Discussion in 'CP1' started by KMER94, Feb 29, 2020.

  1. KMER94

    KMER94 Member

    I'm struggling with knowing how to efficiently and effectively revise for CP1..

    I finished reading the notes a month ago now and feel like I've not made much progress since then.

    I'm trying to do the general advice of "do loads of questions!!" and "learn all the acronyms".

    And it's taking me like an hour to do & check a decent sized question (I don't even write it out a lot of the time, just do the planning) and even then my answer isn't explicitly like the mark scheme - sometimes it's obvious I've gone the wrong direction with a question or haven't gone broad enough with my answer but other times I feel I've made valid points and it's difficult to know if they'd get marks or how many marks they would get.. and it definitely feels like I'm blagging it every time with my questions.

    I'm mostly attempting questions closed book and think some of the material I don't know very well but it's really difficult to know what to focus on to learn as necessity from the notes as there's so much of it. The acronyms do feel like they help for certain topics but other topics feels like a stab in the dark attempting to answer those!

    How do I feel like I'm improving with this exam? What should I focus on?

    How are you tackling revision?
     
  2. km389

    km389 Member

    The sound revision is very good. Get it and keep listening to it over and over.
     
  3. Dar_Shan0209

    Dar_Shan0209 Ton up Member

    Hi,
    What I can suggest you is (by experience) is that questions practice helps. Just looking at the question and not writing anything would not help you. For two-three weeks, try attempting questions, as in, sit and look at the question. Then see how much points you are able to generate. 7 marks mean roughly 14 ideas. If you see you are lacking ideas, this means you did not well understand this part of the course and might as well have a read. The marking scheme covers more than what is required for a pass, so it is good to practice a question and see the marking scheme as you might know which part you were missing. Then ultimately, you can sit for a mock exam and give someone to mark it, self-mark it or even try ActEd marking.
    Hope this helps.
     
    Yohav likes this.
  4. Furiously_treading_water

    Furiously_treading_water Active Member

    What sound revision? I thought they took that off the market with the launch of Curriculum 19.
     
  5. km389

    km389 Member

    Didn't realise sound revision is gone now.
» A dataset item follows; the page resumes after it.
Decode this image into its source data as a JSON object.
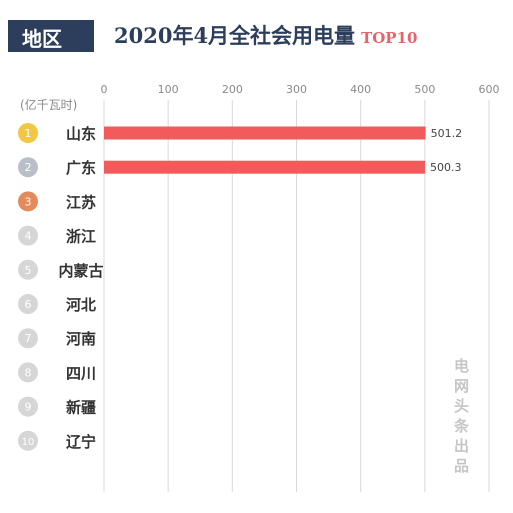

    Shame, it was very useful for CA1.
     
  6. Furiously_treading_water

    Furiously_treading_water Active Member

    Yeah, I was hoping I'd be able to use it, but no longer :)
     
  7. I share some of your frustrations.
    In particular the time it takes to practice properly. In the technical subjects up to now you can mark a whole paper in 20 minutes or so but now I find marking a past paper properly takes me longer than sitting the past paper!
    Grey areas in the marking are also frustrating. I have found it to be best to be pragmatic but strict. I try to hit the mark scheme pretty closely, but also I focus my attention on those ones where I just went wrong all together.
     
  8. Furiously_treading_water

    Furiously_treading_water Active Member

    It's the going wrong altogether I find very frustrating.
    So often I get utterly the wrong end of the stick because the answer focuses on aspect B rather than A. I'm getting better at it by storming questions by chapter (last sitting I did just do as many questions in a paper as I could, but the lack of direction was no good), though that approach is having zero effect on the 24-30 risk chapters.

    I think half the magic of learning this paper is being able to spot the very intricate examiners wording to work out exactly what they want you to answer (which isn't obvious).